According to the South China Morning Post, the final candidates’ debate in Hong Kong’s Chief Executive pseudo-election was a ‘bruising mix of sarcasm, humour and outright attack’. And indeed all three participants – Beijing’s pre-arranged winner Carrie Lam and no-hopers John Tsang and Woo Kwok-hing – did produce some reasonably decent venom and spite.
But, although the event was open to all 1,194 Election Committee members, only some 500 turned up – including most of the 300-odd pro-democrats who managed to get onto the rubber-stamp body. This suggests that most loyalists among the Chinese Communist Party’s inbuilt majority on the Committee saw no point in attending when the result has already been decided. Some were also possibly reluctant to identify themselves too closely with the unpopular Carrie.
Carrie spent the weekend working on her image as aloof and out-of-touch – cancelling an already-postponed visit to the stereotypically poor neighbourhood of Tin Shui Wai, on the grounds that she was tired and it was a long way to go. While obviously evidence of her extreme unsuitability as a politician, it also reflects the fact that the people of Hong Kong are irrelevant to this process. And that includes the 1,194 EC voters, who are simply role-playing in a charade.

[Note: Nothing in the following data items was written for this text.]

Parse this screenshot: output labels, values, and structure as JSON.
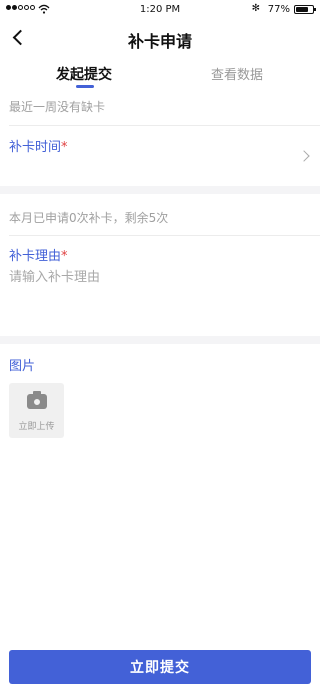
{
  "status_bar": {
    "time": "1:20 PM",
    "battery_percent": "77%",
    "battery_level": 0.77,
    "bluetooth_glyph": "✻"
  },
  "nav": {
    "title": "补卡申请",
    "back_icon": "chevron-left-icon"
  },
  "tabs": [
    {
      "label": "发起提交",
      "active": true
    },
    {
      "label": "查看数据",
      "active": false
    }
  ],
  "form": {
    "recent_hint": "最近一周没有缺卡",
    "time_field": {
      "label": "补卡时间",
      "required_mark": "*"
    },
    "monthly_hint": "本月已申请0次补卡，剩余5次",
    "reason_field": {
      "label": "补卡理由",
      "required_mark": "*",
      "placeholder": "请输入补卡理由",
      "value": ""
    },
    "image_section": {
      "label": "图片",
      "upload_label": "立即上传",
      "icon": "camera-icon"
    }
  },
  "submit_button": {
    "label": "立即提交"
  },
  "colors": {
    "accent": "#4361d7",
    "required": "#e04040",
    "hint": "#a0a0a0",
    "section_gap": "#f4f4f6"
  }
}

Franklin Lam, a tourism/property freak and early supporter five years ago of now-incumbent CY Leung, writes a pointed criticism of popular underdog John Tsang (in the pro-Beijing shoe-shiner-owned Sing Tao/Standard). He blasts Tsang for mishandling the city’s finances, pointing out that we could have bought all the housing and health services we could possibly need with just a fraction of the wealth the government acquired and hoarded in the last nine years.
It is a fair criticism. But where were Carrie Lam (as Chief Secretary), Carrie apologist Henry Tang (former Chief Secretary) or CY (as CE) and his predecessor Donald Tsang all that time? Despite the differences in terms of public image, Carrie and John would be identical as Chief Executive – administrators fixated on micro-scale problem-solving, with no ability to see a bigger picture. Transformational leadership is not on the agenda.
John’s idea of food trucks as a serious policy initiative is an amusing example. Carrie’s entire manifesto is devoid of any hint of reform. She proposes allowing lower floors of industrial buildings to be re-zoned for other commercial use, to free up affordable space for start-ups. Note the narrowness of vision: zeroing in on start-ups (why not all businesses?) and tweaking ancient rules on building-use rather than asking why we still have an ‘industrial’ classification.
John is having fun as a candidate, partly because he has a groovier personality, but mainly because he’s safe in the knowledge he won’t get the job. Carrie is clearly not having fun. She obviously hates this fake campaign-thing, and is dreading the five years to come. There is no spark, no excitement, no enthusiasm, and no optimism.